Your hand seeks and finds the key. It’s in the ignition. You lean your head back, the rain drums on the roof. You’re sitting in a bloody Autobiography, hearing Marten’s voice like a distant radio station:
Her name’s Taja and she’s not
my
girl
. Every word echoes in your head:
She inherited a beach hotel from her grandmother. With a view of a fjord
. You still don’t get it. What’s the connection? Why would they steal your car of all cars, and then come back?
“They’re here again.”
None of it makes any sense. Marten would never have gone with them.
“I’ll call you right back.”
He said he’d call you right back. And why is his phone lying in the road? And what about the blood? You look at your fingertips. There’s no point sitting round here, just do something.

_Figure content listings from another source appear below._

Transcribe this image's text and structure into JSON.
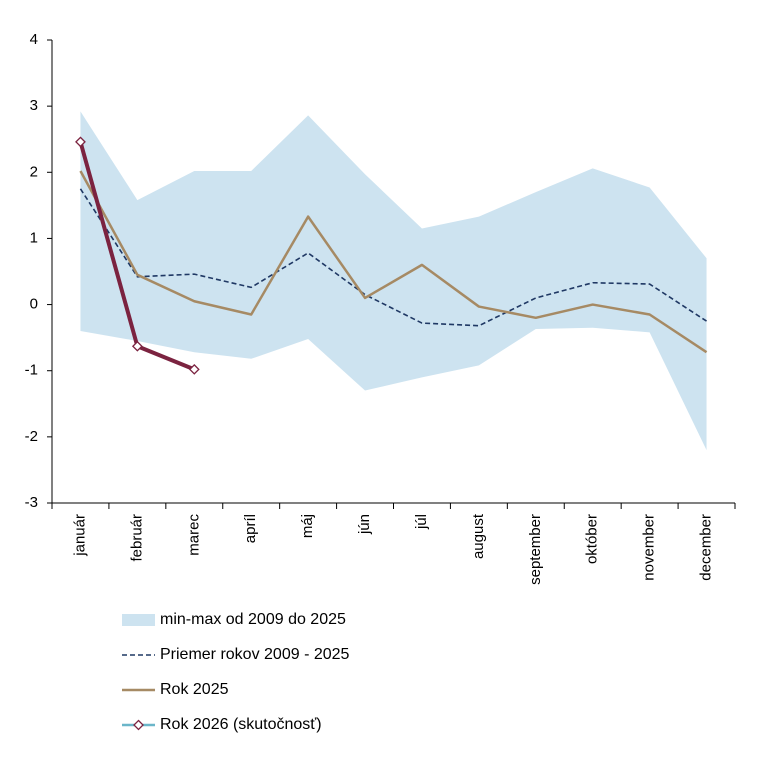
{
  "chart_data": {
    "type": "line",
    "categories": [
      "január",
      "február",
      "marec",
      "apríl",
      "máj",
      "jún",
      "júl",
      "august",
      "september",
      "október",
      "november",
      "december"
    ],
    "ylim": [
      -3,
      4
    ],
    "yticks": [
      -3,
      -2,
      -1,
      0,
      1,
      2,
      3,
      4
    ],
    "series": [
      {
        "name": "min-max od 2009 do 2025",
        "kind": "band",
        "color": "#cde3f0",
        "upper": [
          2.92,
          1.58,
          2.02,
          2.02,
          2.86,
          1.97,
          1.15,
          1.33,
          1.7,
          2.06,
          1.77,
          0.7
        ],
        "lower": [
          -0.4,
          -0.55,
          -0.72,
          -0.82,
          -0.52,
          -1.3,
          -1.1,
          -0.92,
          -0.37,
          -0.35,
          -0.42,
          -2.2
        ]
      },
      {
        "name": "Priemer rokov 2009 - 2025",
        "kind": "dashed",
        "color": "#1f3864",
        "values": [
          1.75,
          0.42,
          0.46,
          0.26,
          0.78,
          0.15,
          -0.28,
          -0.32,
          0.1,
          0.33,
          0.31,
          -0.25
        ]
      },
      {
        "name": "Rok 2025",
        "kind": "solid",
        "color": "#a68a64",
        "values": [
          2.02,
          0.45,
          0.05,
          -0.15,
          1.33,
          0.1,
          0.6,
          -0.03,
          -0.2,
          0.0,
          -0.15,
          -0.72
        ]
      },
      {
        "name": "Rok 2026 (skutočnosť)",
        "kind": "markers",
        "color": "#7b2340",
        "legend_color": "#6bb6c9",
        "values": [
          2.46,
          -0.63,
          -0.98,
          null,
          null,
          null,
          null,
          null,
          null,
          null,
          null,
          null
        ]
      }
    ]
  }
}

You search the car. There’s an empty candy wrapper on the backseat, some bits of paper on the floor, empty plastic bottles. You open the glove compartment. Sunglasses, five gas station receipts, a blunt pencil, nothing more than that.
You slam the glove compartment shut again and look at the instrument panel. It’s all high-tech. You turn the ignition. The CD player comes on, you turn the sound down. The navigation system lights up and tells you it’s another eight hours and eleven minutes to Ulvtannen. You tap on the display and see the route. It leads north.
“They’re heading further north.”
You start the car. Wherever your son has disappeared to, you’re setting off to bring him back. Because that’s what fathers do for their sons. They protect them.